What it is. A Roboflow-managed cloud service that runs a Workflow over a batch of images or videos asynchronously, provisioning the infrastructure for you. "Ideal for asynchronously processing large amounts of data." — Roboflow docs.

Problem it solves. Bulk inference over thousands to millions of files without standing up your own GPUs, queues, or autoscaler.
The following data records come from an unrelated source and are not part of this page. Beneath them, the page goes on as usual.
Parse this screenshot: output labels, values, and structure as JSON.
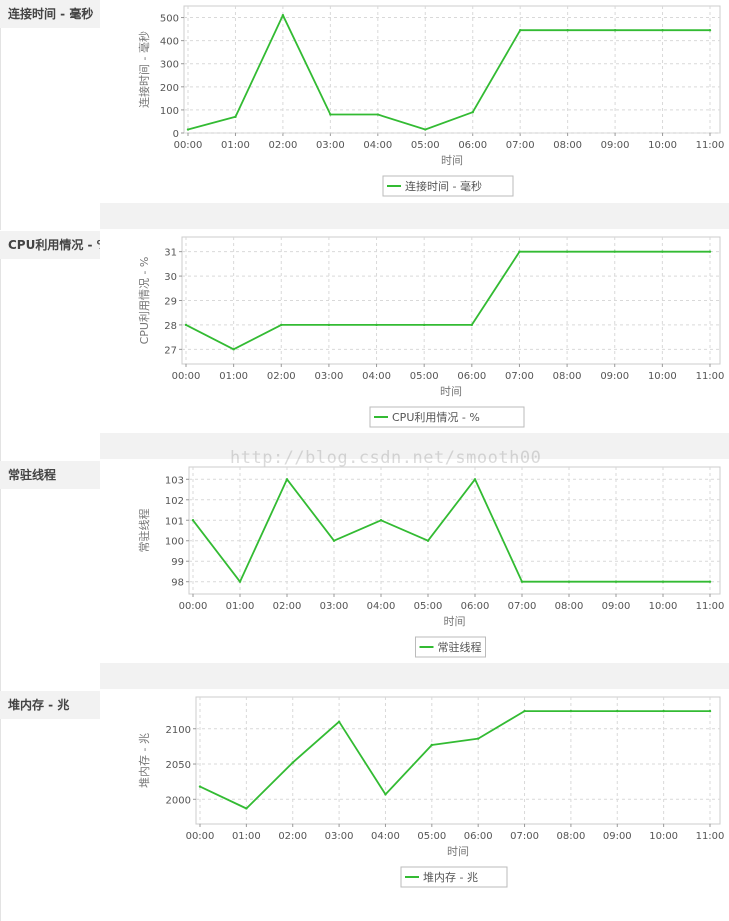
{
  "watermark": "http://blog.csdn.net/smooth00",
  "colors": {
    "line": "#33bb33",
    "grid": "#d9d9d9",
    "label_bg": "#f2f2f2"
  },
  "chart_data": [
    {
      "type": "line",
      "label": "连接时间 - 毫秒",
      "categories": [
        "00:00",
        "01:00",
        "02:00",
        "03:00",
        "04:00",
        "05:00",
        "06:00",
        "07:00",
        "08:00",
        "09:00",
        "10:00",
        "11:00"
      ],
      "series": [
        {
          "name": "连接时间 - 毫秒",
          "values": [
            15,
            70,
            510,
            80,
            80,
            15,
            90,
            445,
            445,
            445,
            445,
            445
          ]
        }
      ],
      "xlabel": "时间",
      "ylabel": "连接时间 - 毫秒",
      "ylim": [
        0,
        550
      ],
      "yticks": [
        0,
        100,
        200,
        300,
        400,
        500
      ],
      "grid": true,
      "legend_position": "bottom"
    },
    {
      "type": "line",
      "label": "CPU利用情况 - %",
      "categories": [
        "00:00",
        "01:00",
        "02:00",
        "03:00",
        "04:00",
        "05:00",
        "06:00",
        "07:00",
        "08:00",
        "09:00",
        "10:00",
        "11:00"
      ],
      "series": [
        {
          "name": "CPU利用情况 - %",
          "values": [
            28,
            27,
            28,
            28,
            28,
            28,
            28,
            31,
            31,
            31,
            31,
            31
          ]
        }
      ],
      "xlabel": "时间",
      "ylabel": "CPU利用情况 - %",
      "ylim": [
        26.4,
        31.6
      ],
      "yticks": [
        27,
        28,
        29,
        30,
        31
      ],
      "grid": true,
      "legend_position": "bottom"
    },
    {
      "type": "line",
      "label": "常驻线程",
      "categories": [
        "00:00",
        "01:00",
        "02:00",
        "03:00",
        "04:00",
        "05:00",
        "06:00",
        "07:00",
        "08:00",
        "09:00",
        "10:00",
        "11:00"
      ],
      "series": [
        {
          "name": "常驻线程",
          "values": [
            101,
            98,
            103,
            100,
            101,
            100,
            103,
            98,
            98,
            98,
            98,
            98
          ]
        }
      ],
      "xlabel": "时间",
      "ylabel": "常驻线程",
      "ylim": [
        97.4,
        103.6
      ],
      "yticks": [
        98,
        99,
        100,
        101,
        102,
        103
      ],
      "grid": true,
      "legend_position": "bottom"
    },
    {
      "type": "line",
      "label": "堆内存 - 兆",
      "categories": [
        "00:00",
        "01:00",
        "02:00",
        "03:00",
        "04:00",
        "05:00",
        "06:00",
        "07:00",
        "08:00",
        "09:00",
        "10:00",
        "11:00"
      ],
      "series": [
        {
          "name": "堆内存 - 兆",
          "values": [
            2018,
            1987,
            2052,
            2110,
            2007,
            2077,
            2086,
            2125,
            2125,
            2125,
            2125,
            2125
          ]
        }
      ],
      "xlabel": "时间",
      "ylabel": "堆内存 - 兆",
      "ylim": [
        1965,
        2145
      ],
      "yticks": [
        2000,
        2050,
        2100
      ],
      "grid": true,
      "legend_position": "bottom"
    }
  ]
}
You hand Roboflow a Workflow plus a batch of inputs, pay per job, and get JSON results back when the job finishes.

Pick it when the data is stored (not live), per-file cost matters more than per-file latency, and minutes-to-hours per job is acceptable. Pick something else when you need real-time per-request results (use Serverless or Dedicated) or air-gapped/on-prem processing (use Self-hosted).

Surfaces: Roboflow web UI, inference rf-cloud CLI, and REST API.

Flow

Have a saved Workflow in your workspace.
Stage inputs as a Data Staging batch (local directory, JSONL of signed URLs, or cloud-storage path on S3 / GCS / Azure).
Submit a job referencing the Workflow + input batch; choose CPU or GPU.
Monitor — poll job status or register a webhook.
Export the output batch as JSON.

CLI

The inference rf-cloud CLI exposes two subcommand groups: data-staging (manage input/output batches) and batch-processing (submit and monitor jobs). Run any command with --help for the full option list.

Minimal end-to-end:

# Stage images
inference rf-cloud data-staging create-batch-of-images \
  --images-dir ./my-images --batch-id my-batch

# Submit
inference rf-cloud batch-processing process-images-with-workflow \
  --workflow-id my-workflow --batch-id my-batch
# -> prints JOB_ID

# Monitor
inference rf-cloud batch-processing show-job-details --job-id JOB_ID

# Export results
inference rf-cloud data-staging export-batch \
  --target-dir ./results --batch-id OUTPUT_BATCH_ID

Data Staging commands — see batch-staging for nuances (data sources, JSONL reference format, multipart batches, webhook notifications):

Command	Purpose
`data-staging list-batches`	List staging batches in the workspace
`data-staging create-batch-of-images`	Create an input batch from a local directory, signed-URL JSONL, or cloud-storage path
`data-staging create-batch-of-videos`	Same as above, but for video files
`data-staging show-batch-details`	Show metadata for a single batch
`data-staging list-batch-content`	List file URLs in a batch (filter by part, write JSONL)
`data-staging list-ingest-details`	Per-shard ingest status for debugging URL ingests
`data-staging export-batch`	Download all files from a batch (e.g. job outputs) to a local directory

Batch Processing (job) commands — see batch-jobs for nuances (compute configuration, workflow parameters, image-output persistence, aggregation format, video FPS, restarts, TRT compilation):

Command	Purpose
`batch-processing list-jobs`	List jobs in the workspace
`batch-processing show-job-details`	Show stages and current status of a single job
`batch-processing process-images-with-workflow`	Submit an image-batch job
`batch-processing process-videos-with-workflow`	Submit a video-batch job
`batch-processing fetch-logs`	Fetch job logs (filter by severity, write JSONL)
`batch-processing abort-job`	Terminate a running job
`batch-processing restart-job`	Restart a failed job (optionally with new compute settings)
`batch-processing trt-compile`	Compile a model to TensorRT for one or more NVIDIA devices

Notes and constraints

Async only — minutes-to-hours latency depending on volume and hardware. Not for real-time.
Pricing — per job; GPU jobs cost more than CPU. See plans-and-pricing.
Image-references ingest requires signed URLs from trusted sources; arbitrary public URLs are rejected — stage to a local directory or cloud-storage path instead.

Full reference: Roboflow Batch Processing docs.